Jacques
AUDIBERTI
Des
yeux doux et brillants sous des sourcils touffus et la chevelure abondante
autour d’un front maigrelet, s’avance le mage nocturne, le fluide Jean Carteret.
Entre Montmartre où il habite, la Sorbonne, où il s’informe, et Montparnasse
où il officie, ce sondeur de cœurs évolue, cet écouteur de plis, Sherlock
Holmes qui serait aussi Raspoutine, ou Villon, mais qui est un garçon honorable,
cultivé et bénéfique entre tous.
Asseyez-vous en face de lui. Il tire
de sa poche une baguette noire et pointue où les connaisseurs discernent un
porte-plume rentrant. Il vous prie d’écrire, à votre idée, quelques lignes.

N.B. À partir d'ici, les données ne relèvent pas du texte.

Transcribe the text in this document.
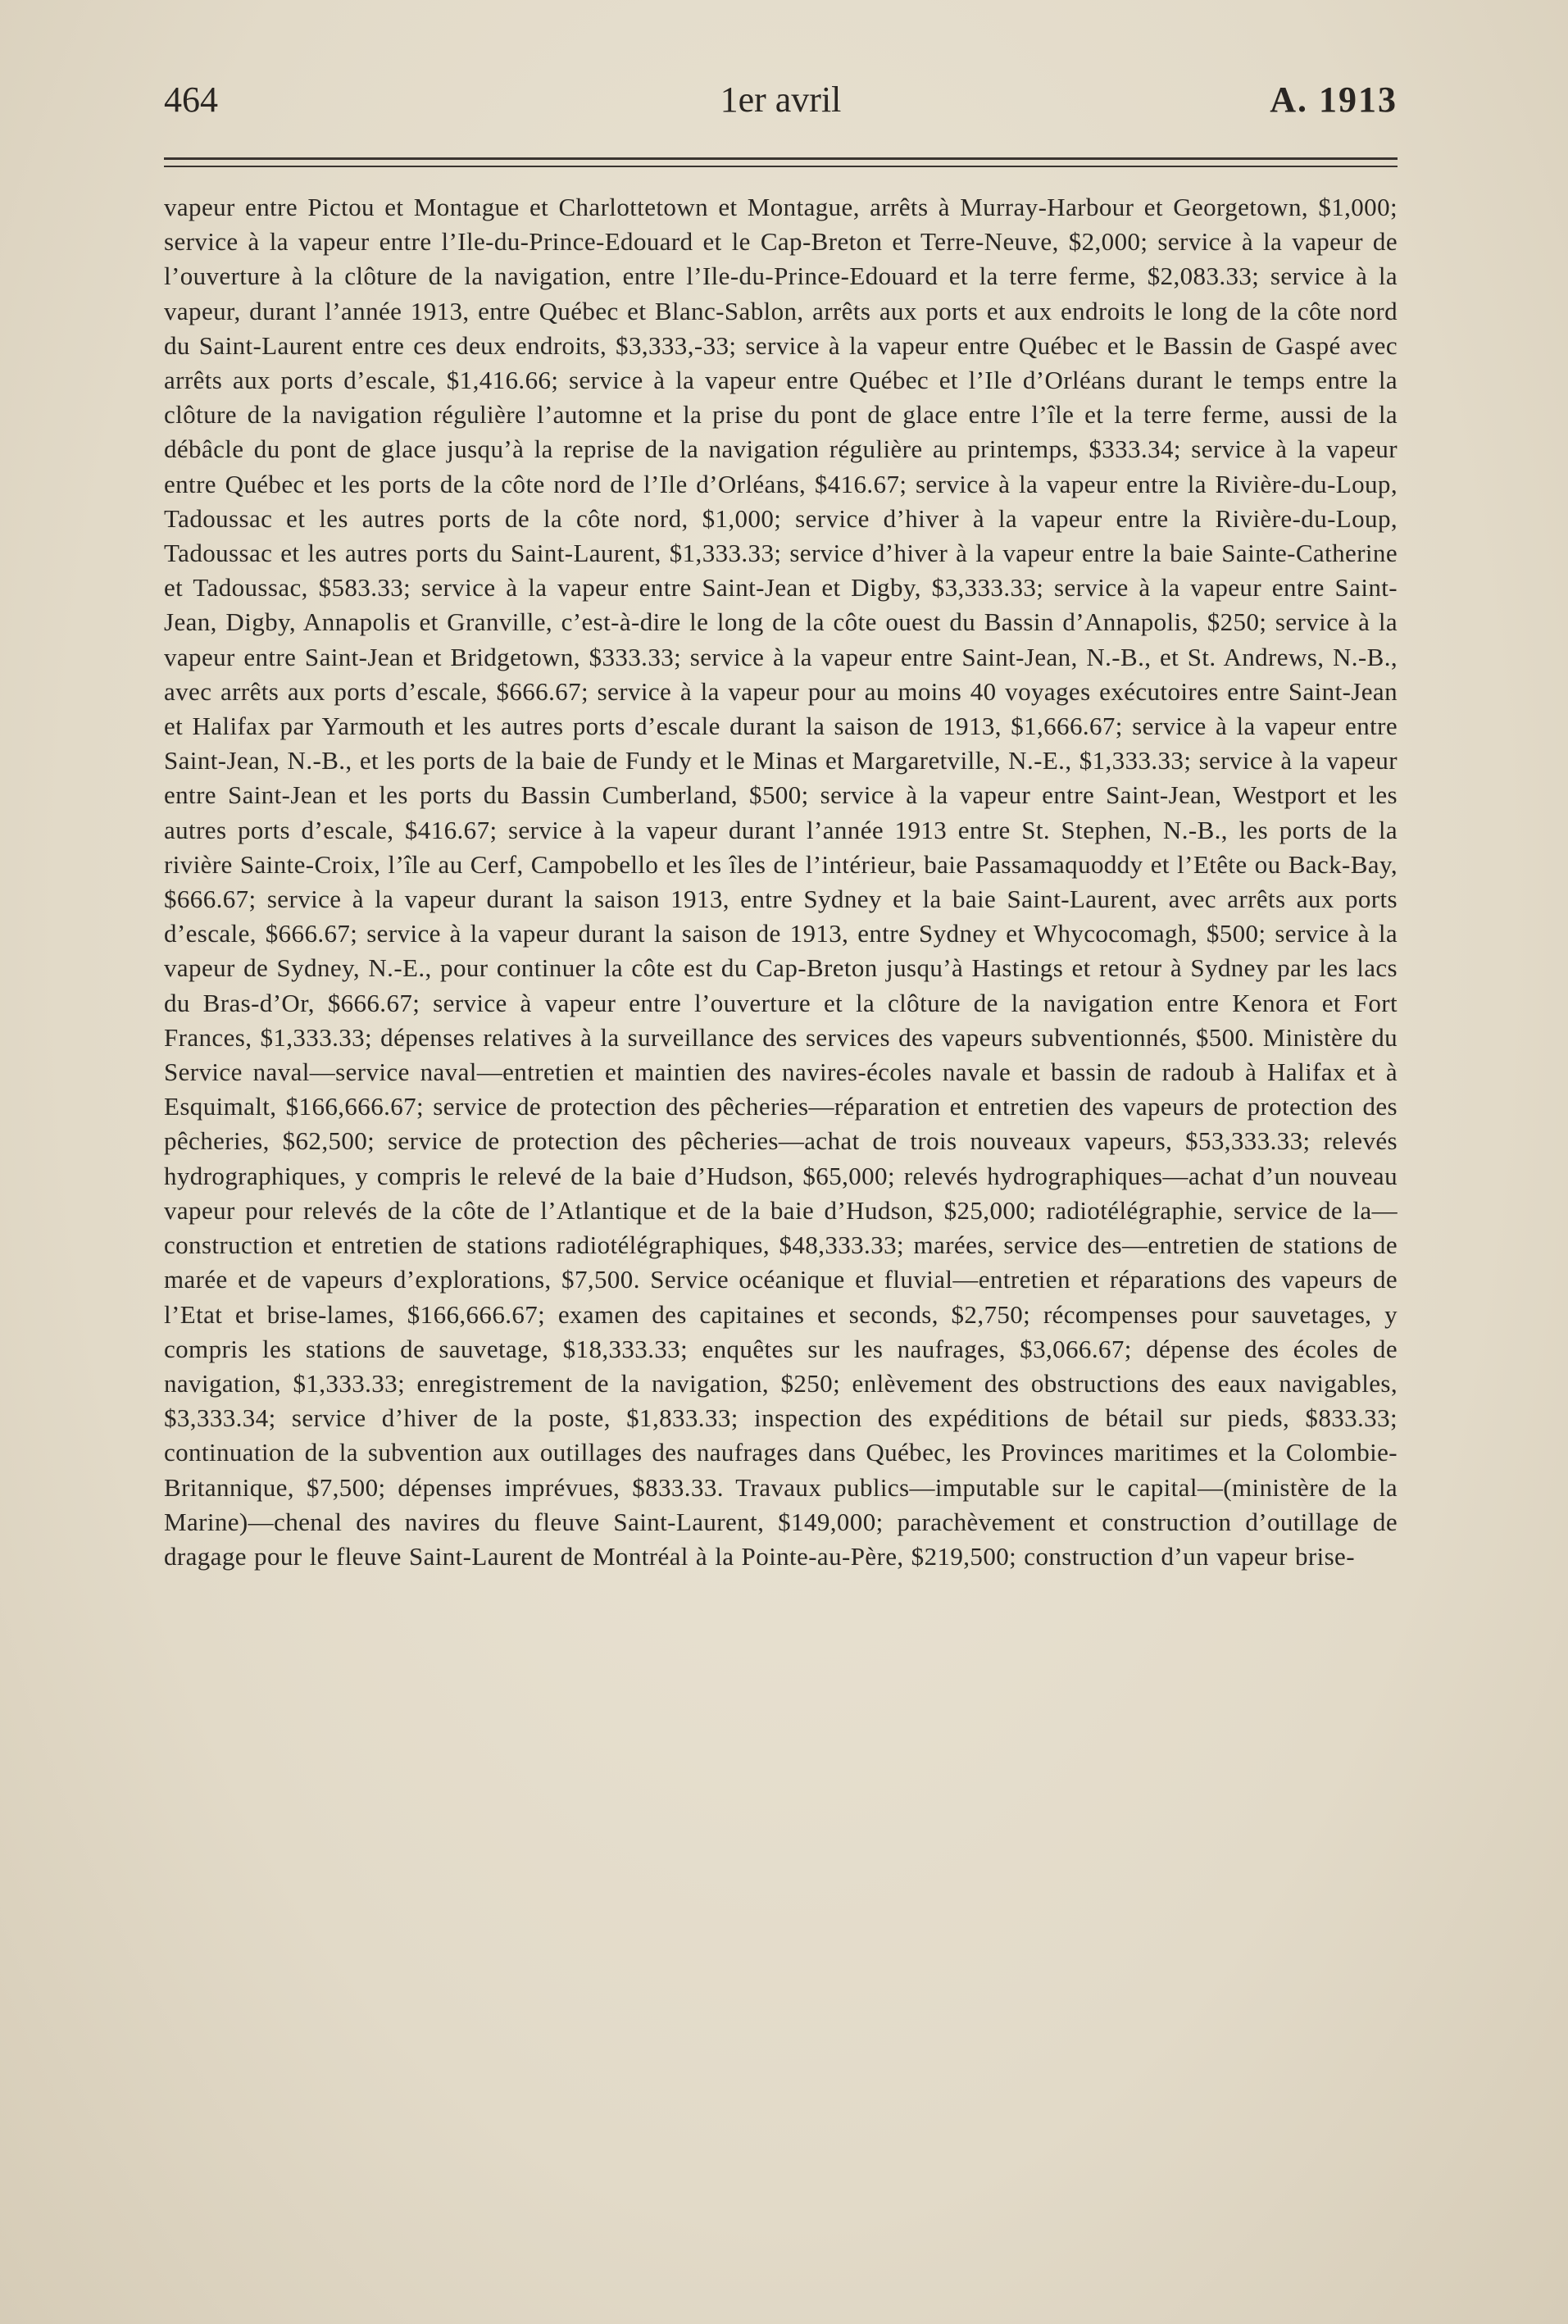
464	1er avril	A. 1913

vapeur entre Pictou et Montague et Charlottetown et Montague, arrêts à Murray-Harbour et Georgetown, $1,000; service à la vapeur entre l’Ile-du-Prince-Edouard et le Cap-Breton et Terre-Neuve, $2,000; service à la vapeur de l’ouverture à la clôture de la navigation, entre l’Ile-du-Prince-Edouard et la terre ferme, $2,083.33; service à la vapeur, durant l’année 1913, entre Québec et Blanc-Sablon, arrêts aux ports et aux endroits le long de la côte nord du Saint-Laurent entre ces deux endroits, $3,333,-33; service à la vapeur entre Québec et le Bassin de Gaspé avec arrêts aux ports d’escale, $1,416.66; service à la vapeur entre Québec et l’Ile d’Orléans durant le temps entre la clôture de la navigation régulière l’automne et la prise du pont de glace entre l’île et la terre ferme, aussi de la débâcle du pont de glace jusqu’à la reprise de la navigation régulière au printemps, $333.34; service à la vapeur entre Québec et les ports de la côte nord de l’Ile d’Orléans, $416.67; service à la vapeur entre la Rivière-du-Loup, Tadoussac et les autres ports de la côte nord, $1,000; service d’hiver à la vapeur entre la Rivière-du-Loup, Tadoussac et les autres ports du Saint-Laurent, $1,333.33; service d’hiver à la vapeur entre la baie Sainte-Catherine et Tadoussac, $583.33; service à la vapeur entre Saint-Jean et Digby, $3,333.33; service à la vapeur entre Saint-Jean, Digby, Annapolis et Granville, c’est-à-dire le long de la côte ouest du Bassin d’Annapolis, $250; service à la vapeur entre Saint-Jean et Bridgetown, $333.33; service à la vapeur entre Saint-Jean, N.-B., et St. Andrews, N.-B., avec arrêts aux ports d’escale, $666.67; service à la vapeur pour au moins 40 voyages exécutoires entre Saint-Jean et Halifax par Yarmouth et les autres ports d’escale durant la saison de 1913, $1,666.67; service à la vapeur entre Saint-Jean, N.-B., et les ports de la baie de Fundy et le Minas et Margaretville, N.-E., $1,333.33; service à la vapeur entre Saint-Jean et les ports du Bassin Cumberland, $500; service à la vapeur entre Saint-Jean, Westport et les autres ports d’escale, $416.67; service à la vapeur durant l’année 1913 entre St. Stephen, N.-B., les ports de la rivière Sainte-Croix, l’île au Cerf, Campobello et les îles de l’intérieur, baie Passamaquoddy et l’Etête ou Back-Bay, $666.67; service à la vapeur durant la saison 1913, entre Sydney et la baie Saint-Laurent, avec arrêts aux ports d’escale, $666.67; service à la vapeur durant la saison de 1913, entre Sydney et Whycocomagh, $500; service à la vapeur de Sydney, N.-E., pour continuer la côte est du Cap-Breton jusqu’à Hastings et retour à Sydney par les lacs du Bras-d’Or, $666.67; service à vapeur entre l’ouverture et la clôture de la navigation entre Kenora et Fort Frances, $1,333.33; dépenses relatives à la surveillance des services des vapeurs subventionnés, $500. Ministère du Service naval—service naval—entretien et maintien des navires-écoles navale et bassin de radoub à Halifax et à Esquimalt, $166,666.67; service de protection des pêcheries—réparation et entretien des vapeurs de protection des pêcheries, $62,500; service de protection des pêcheries—achat de trois nouveaux vapeurs, $53,333.33; relevés hydrographiques, y compris le relevé de la baie d’Hudson, $65,000; relevés hydrographiques—achat d’un nouveau vapeur pour relevés de la côte de l’Atlantique et de la baie d’Hudson, $25,000; radiotélégraphie, service de la—construction et entretien de stations radiotélégraphiques, $48,333.33; marées, service des—entretien de stations de marée et de vapeurs d’explorations, $7,500. Service océanique et fluvial—entretien et réparations des vapeurs de l’Etat et brise-lames, $166,666.67; examen des capitaines et seconds, $2,750; récompenses pour sauvetages, y compris les stations de sauvetage, $18,333.33; enquêtes sur les naufrages, $3,066.67; dépense des écoles de navigation, $1,333.33; enregistrement de la navigation, $250; enlèvement des obstructions des eaux navigables, $3,333.34; service d’hiver de la poste, $1,833.33; inspection des expéditions de bétail sur pieds, $833.33; continuation de la subvention aux outillages des naufrages dans Québec, les Provinces maritimes et la Colombie-Britannique, $7,500; dépenses imprévues, $833.33. Travaux publics—imputable sur le capital—(ministère de la Marine)—chenal des navires du fleuve Saint-Laurent, $149,000; parachèvement et construction d’outillage de dragage pour le fleuve Saint-Laurent de Montréal à la Pointe-au-Père, $219,500; construction d’un vapeur brise-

Puis il vous dicte certains mots... la vie... la mort... « Bien... Donnez-moi
cela. Ah ! Tout d’abord, une chose... » Ses grandes mains de charpentier philosophe
palpent l’air, le découpent en images plastiques que la parole, en même temps,
colore, et qui sont des métaphores explicatives ou bien des informations littérales
et, quelquefois, les deux ensemble : « À onze ans, vous avez essayé d’apprendre
le piano. Mais le professeur qu’on vous donna était une femme. La très mince
disposition que vous aviez pour la musique ne résista pas à cette circonstance
que votre subconscient ne pouvait tolérer. Le piano était rigoureusement noir
et la lumière venait de droite... J’ajoute que, dans votre chambre actuelle,
des vêtements pendus masquent une porte condamnée et que vous donneriez beaucoup
pour posséder un couteau à lame courte et triangulaire... »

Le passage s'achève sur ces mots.